Marketing for The Fast And The Furious, starring Vin Diesel and Jordana Brewster, began in early May when The Mummy Returns opened. Though it opened to mixed reviews, critics praised Furious for its fast-paced action sequences.
"The film will appeal to the inner juvenile delinquent in all of us," wrote one reviewer.
Furious, which cost $ 38 million, grossed an impressive $ 5.2 million on Monday and the figure is likely to reach $ 6 million on Tuesday.
"It's just an exciting, heart-thumping type of movie," Pandya said.
As schools begin to close their doors for the summer, there will be more teens in Cineplex's, which bodes well for Furious.
"As school gets out, the mid-week grosses get stronger," Pandya said. "So definitely, I think that this film will hold up better than, Tomb Raider."
Furious may also be bolstered by an unlikely audience.
"When you have a surprise hit such as Furious, people who ordinarily won't see the film now want to see it and see what's it about," Pandya said.
Furious wasn't the only film opening last weekend: Fox's Dr Dolittle 2, starring Eddie Murphy, opened to a strong $ 25 million.
"It's a pretty good total considering there are two films, Shrek and Atlantis, out there that appeal to children," Pandya said.
Dr Dolittle 2, the sequel to the 1998 hit, may also hold up well in the upcoming weeks. It cost $ 70 million and might end up with $ 100 million in North America. The original, grossed around $ 290 million worldwide, $ 144 million in North America.
"Eddie Murphy sells tickets overseas," Pandya remarked, about the potential for the sequel abroad. "It's going to be a money-maker, not like the Babe sequel which flopped."
The top five films also included Lara Croft: Tomb Raider, which dropped nearly 60 percent in its second weekend to end with $ 19.8 million, for third place.
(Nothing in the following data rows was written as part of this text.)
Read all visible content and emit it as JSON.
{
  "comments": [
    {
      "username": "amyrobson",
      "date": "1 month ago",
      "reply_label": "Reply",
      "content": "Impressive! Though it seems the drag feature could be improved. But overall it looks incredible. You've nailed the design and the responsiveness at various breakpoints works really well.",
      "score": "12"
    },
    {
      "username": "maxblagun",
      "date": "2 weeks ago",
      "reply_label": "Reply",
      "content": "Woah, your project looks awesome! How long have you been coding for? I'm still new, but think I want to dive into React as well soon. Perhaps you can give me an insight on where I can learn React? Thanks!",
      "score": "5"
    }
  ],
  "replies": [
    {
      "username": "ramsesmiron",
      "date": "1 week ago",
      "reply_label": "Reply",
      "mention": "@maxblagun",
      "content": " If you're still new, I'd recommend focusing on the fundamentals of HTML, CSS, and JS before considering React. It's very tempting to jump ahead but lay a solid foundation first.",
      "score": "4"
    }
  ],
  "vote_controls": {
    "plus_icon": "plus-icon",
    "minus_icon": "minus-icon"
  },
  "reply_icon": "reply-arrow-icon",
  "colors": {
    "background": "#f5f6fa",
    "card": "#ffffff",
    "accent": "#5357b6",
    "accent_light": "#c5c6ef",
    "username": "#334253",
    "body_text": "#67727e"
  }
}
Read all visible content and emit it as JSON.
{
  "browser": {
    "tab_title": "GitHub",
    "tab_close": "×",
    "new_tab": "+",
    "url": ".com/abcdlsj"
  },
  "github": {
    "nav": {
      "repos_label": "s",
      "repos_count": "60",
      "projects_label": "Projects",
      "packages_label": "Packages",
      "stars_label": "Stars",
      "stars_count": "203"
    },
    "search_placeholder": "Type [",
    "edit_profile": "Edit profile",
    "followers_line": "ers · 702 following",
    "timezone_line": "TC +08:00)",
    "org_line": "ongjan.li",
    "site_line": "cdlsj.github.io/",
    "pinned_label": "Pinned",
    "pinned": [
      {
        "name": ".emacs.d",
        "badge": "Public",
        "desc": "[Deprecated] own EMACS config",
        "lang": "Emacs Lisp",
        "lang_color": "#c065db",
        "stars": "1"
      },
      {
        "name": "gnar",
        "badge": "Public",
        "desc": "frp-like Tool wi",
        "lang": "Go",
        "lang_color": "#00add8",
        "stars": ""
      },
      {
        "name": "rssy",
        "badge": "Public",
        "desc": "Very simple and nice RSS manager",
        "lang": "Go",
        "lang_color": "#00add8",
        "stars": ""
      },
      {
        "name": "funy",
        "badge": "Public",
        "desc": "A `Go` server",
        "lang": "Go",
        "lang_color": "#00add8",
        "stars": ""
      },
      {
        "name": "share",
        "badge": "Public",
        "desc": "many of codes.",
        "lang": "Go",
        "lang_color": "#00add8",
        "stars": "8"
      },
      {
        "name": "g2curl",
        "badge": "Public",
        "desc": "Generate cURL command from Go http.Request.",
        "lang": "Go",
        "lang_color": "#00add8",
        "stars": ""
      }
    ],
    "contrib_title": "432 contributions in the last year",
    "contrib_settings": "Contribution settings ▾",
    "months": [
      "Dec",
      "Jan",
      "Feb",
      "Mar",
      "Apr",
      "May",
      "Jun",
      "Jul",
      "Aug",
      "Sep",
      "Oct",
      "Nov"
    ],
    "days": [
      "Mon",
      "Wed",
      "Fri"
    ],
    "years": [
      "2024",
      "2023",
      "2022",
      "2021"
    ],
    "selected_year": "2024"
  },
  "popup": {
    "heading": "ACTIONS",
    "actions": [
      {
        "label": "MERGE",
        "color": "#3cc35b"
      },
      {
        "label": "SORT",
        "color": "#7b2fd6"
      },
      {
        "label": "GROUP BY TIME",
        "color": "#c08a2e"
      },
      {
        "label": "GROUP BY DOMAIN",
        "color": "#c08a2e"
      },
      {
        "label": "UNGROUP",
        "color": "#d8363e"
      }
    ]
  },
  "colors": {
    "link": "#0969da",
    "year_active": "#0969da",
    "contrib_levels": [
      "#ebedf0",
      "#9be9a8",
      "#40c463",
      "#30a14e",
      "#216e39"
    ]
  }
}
With nearly $ 84 million in the bank, it looks to end its run in North America with $ 130 million.
"This was an expected drop," Pandya noted. "Similar movies such as Mortal Kombat, The X Files and X-Men dropped 55 to 56 percent in their second weekends."
Disney's Atlantis and DreamWorks' Shrek continued to attract audiences, as they grossed $ 12.6 million and $ 10.4 million respectively.
Come this weekend and Steven Spielberg's A.I. will add to the congestion at the BO. Many predict that A.I. will be one of the year's highest grossing films.
"It should open big," Pandya said. "They're not giving anything away in the commercials which is a good move."